Jair Bolsonaro a une nouvelle fois minimisé la gravité des incendies en Amazonie. Le chef d’État brésilien s’en est ensuite pris à la presse brésilienne, l’accusant de nourrir les inquiétudes à l’étranger.

Le président brésilien ne cesse d’attiser les colères concernant les incendies qui ravagent l’Amazonie. Jair Bolsonaro a de nouveau minimisé jeudi 29 juillet la gravité de ces feux, alors qu’est entrée en vigueur l’interdiction temporaire des brûlis agricoles dans tout le pays. Une mesure prise pour tenter de démontrer la réactivité du Brésil. Mais beaucoup doutent de l’efficacité de cette mesure.

Il "n’est pas vrai" que la forêt amazonienne soit "en feu", a affirmé Jair Bolsonaro en direct sur Facebook, tout en assurant que "les incendies cette année sont inférieurs à la moyenne de ces dernières années". Il a accusé la presse brésilienne de "nourrir" l’inquiétude internationale à ce sujet.

Le déploiement de l’armée brésilienne pas encore efficace

L’entrée en action de l’armée brésilienne le week-end dernier n’a encore pas eu d’effets probants : plus de la moitié des 1 628 nouveaux départs de feu enregistrés en 24 heures par l’Institut national de recherche spatiale (INPE) l’ont été en Amazonie, malgré le déploiement de 18 avions et 3 900 hommes.

Le nombre d’incendies évoluait de manière très inégale dans les neuf États amazoniens, avec de fortes hausses mais aussi de nettes baisses.
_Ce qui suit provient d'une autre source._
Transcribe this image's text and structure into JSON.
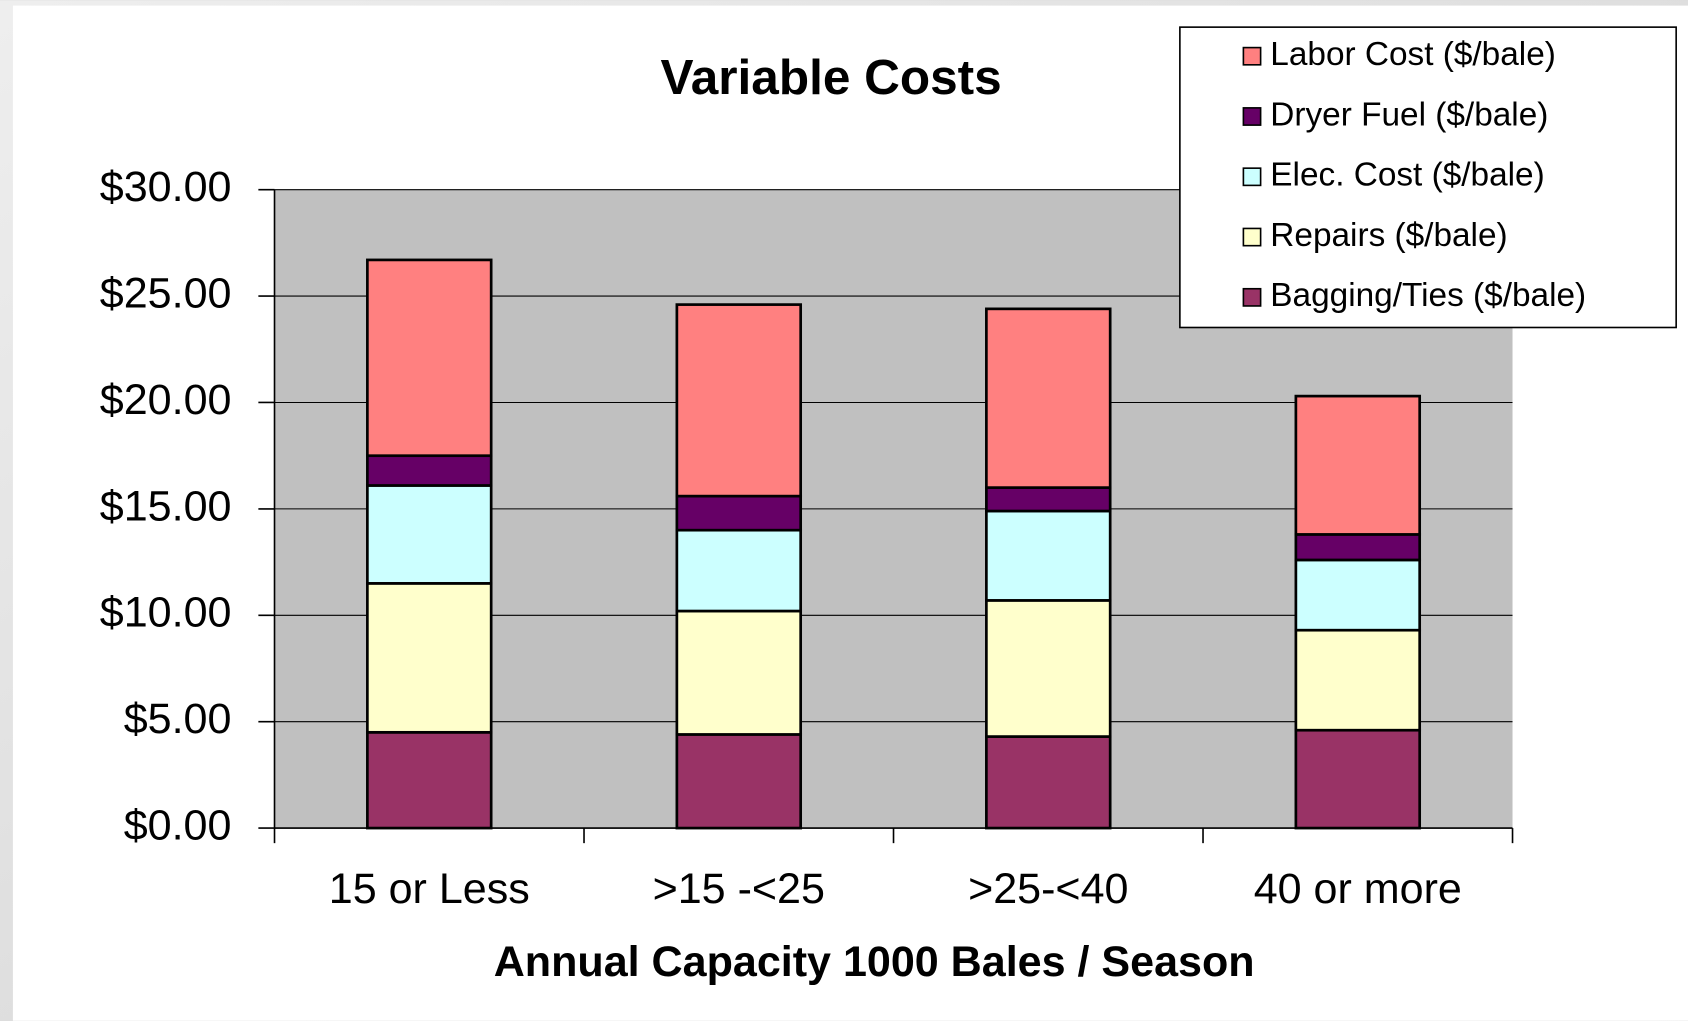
{
  "chart_data": {
    "type": "bar",
    "stacked": true,
    "title": "Variable Costs",
    "x_label": "Annual Capacity 1000 Bales /  Season",
    "categories": [
      "15 or Less",
      ">15 -<25",
      ">25-<40",
      "40 or more"
    ],
    "series": [
      {
        "name": "Bagging/Ties ($/bale)",
        "color": "#993366",
        "values": [
          4.5,
          4.4,
          4.3,
          4.6
        ]
      },
      {
        "name": "Repairs ($/bale)",
        "color": "#FFFFCC",
        "values": [
          7.0,
          5.8,
          6.4,
          4.7
        ]
      },
      {
        "name": "Elec. Cost ($/bale)",
        "color": "#CCFFFF",
        "values": [
          4.6,
          3.8,
          4.2,
          3.3
        ]
      },
      {
        "name": "Dryer Fuel  ($/bale)",
        "color": "#660066",
        "values": [
          1.4,
          1.6,
          1.1,
          1.2
        ]
      },
      {
        "name": "Labor Cost ($/bale)",
        "color": "#FF8080",
        "values": [
          9.2,
          9.0,
          8.4,
          6.5
        ]
      }
    ],
    "ylim": [
      0,
      30
    ],
    "yticks": [
      {
        "value": 0,
        "label": "$0.00"
      },
      {
        "value": 5,
        "label": "$5.00"
      },
      {
        "value": 10,
        "label": "$10.00"
      },
      {
        "value": 15,
        "label": "$15.00"
      },
      {
        "value": 20,
        "label": "$20.00"
      },
      {
        "value": 25,
        "label": "$25.00"
      },
      {
        "value": 30,
        "label": "$30.00"
      }
    ],
    "grid": true,
    "legend": "upper right",
    "plot_background": "#C0C0C0"
  }
}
Il n’était pas possible d’attribuer ces dernières à l’intervention de l’armée, qui ne communique pas sur ses opérations, et alors que des pluies ont arrosé certaines régions.

Un premier avion bombardier d’eau financé par l’aide d’urgence de 20 millions de dollars décidée par le G7 a décollé mercredi au Paraguay pour lutter contre les incendies de la forêt amazonienne, en coordination avec le Chili, a annoncé jeudi la présidence française.
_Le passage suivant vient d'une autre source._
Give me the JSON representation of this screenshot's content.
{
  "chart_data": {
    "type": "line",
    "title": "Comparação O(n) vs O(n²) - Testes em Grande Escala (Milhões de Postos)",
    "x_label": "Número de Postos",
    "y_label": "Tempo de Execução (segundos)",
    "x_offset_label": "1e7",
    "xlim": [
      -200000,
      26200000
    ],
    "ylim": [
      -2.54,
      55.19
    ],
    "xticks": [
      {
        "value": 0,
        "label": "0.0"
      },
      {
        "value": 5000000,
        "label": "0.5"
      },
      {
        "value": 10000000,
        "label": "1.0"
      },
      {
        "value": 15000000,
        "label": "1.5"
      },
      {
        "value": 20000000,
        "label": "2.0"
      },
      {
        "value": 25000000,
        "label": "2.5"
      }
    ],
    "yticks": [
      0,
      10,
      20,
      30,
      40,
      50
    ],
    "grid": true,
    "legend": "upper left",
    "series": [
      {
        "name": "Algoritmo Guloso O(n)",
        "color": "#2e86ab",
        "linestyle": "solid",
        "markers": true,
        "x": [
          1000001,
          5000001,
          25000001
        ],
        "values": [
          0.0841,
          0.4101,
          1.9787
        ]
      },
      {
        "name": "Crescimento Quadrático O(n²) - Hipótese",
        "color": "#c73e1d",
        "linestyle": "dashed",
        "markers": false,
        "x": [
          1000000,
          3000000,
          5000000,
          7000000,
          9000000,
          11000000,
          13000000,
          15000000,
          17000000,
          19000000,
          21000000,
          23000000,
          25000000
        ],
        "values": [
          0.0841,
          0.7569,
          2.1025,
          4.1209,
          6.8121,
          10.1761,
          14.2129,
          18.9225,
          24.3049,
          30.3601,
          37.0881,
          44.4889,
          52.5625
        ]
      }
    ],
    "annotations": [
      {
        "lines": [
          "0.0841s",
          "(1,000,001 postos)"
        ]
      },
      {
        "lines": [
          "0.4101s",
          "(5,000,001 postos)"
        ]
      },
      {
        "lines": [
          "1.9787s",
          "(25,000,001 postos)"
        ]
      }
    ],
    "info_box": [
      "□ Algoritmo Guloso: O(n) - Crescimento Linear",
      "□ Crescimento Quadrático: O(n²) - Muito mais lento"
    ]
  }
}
D’autres devaient décoller prochainement, notamment vers la Bolivie, pays lui aussi très touché par les feux de forêt. Dans l’attente d’une réponse de Jair Bolsonaro, qui a créé la confusion sur la volonté de Brasilia d’accepter ou non l’aide du G7, l’envoi d’avions bombardiers d’eau au Brésil n’était pas d’actualité.

La police a arrêté jeudi trois personnes pour avoir incendié plus de 5 000 hectares dans une zone protégée de l’État amazonien du Para.

Les impressionnantes images de zones entières de la forêt tropicale dévorées par les flammes ont provoqué l’émotion dans le monde et mis Jair Bolsonaro sous pression. (...)

Pour Daniel Azevedo Lobo, procureur à Rondônia, État amazonien du nord-ouest du Brésil, "70 % de la déforestation est due aux activités d’organisations criminelles, et non d’individus isolés", et "il faut attaquer le problème à la source".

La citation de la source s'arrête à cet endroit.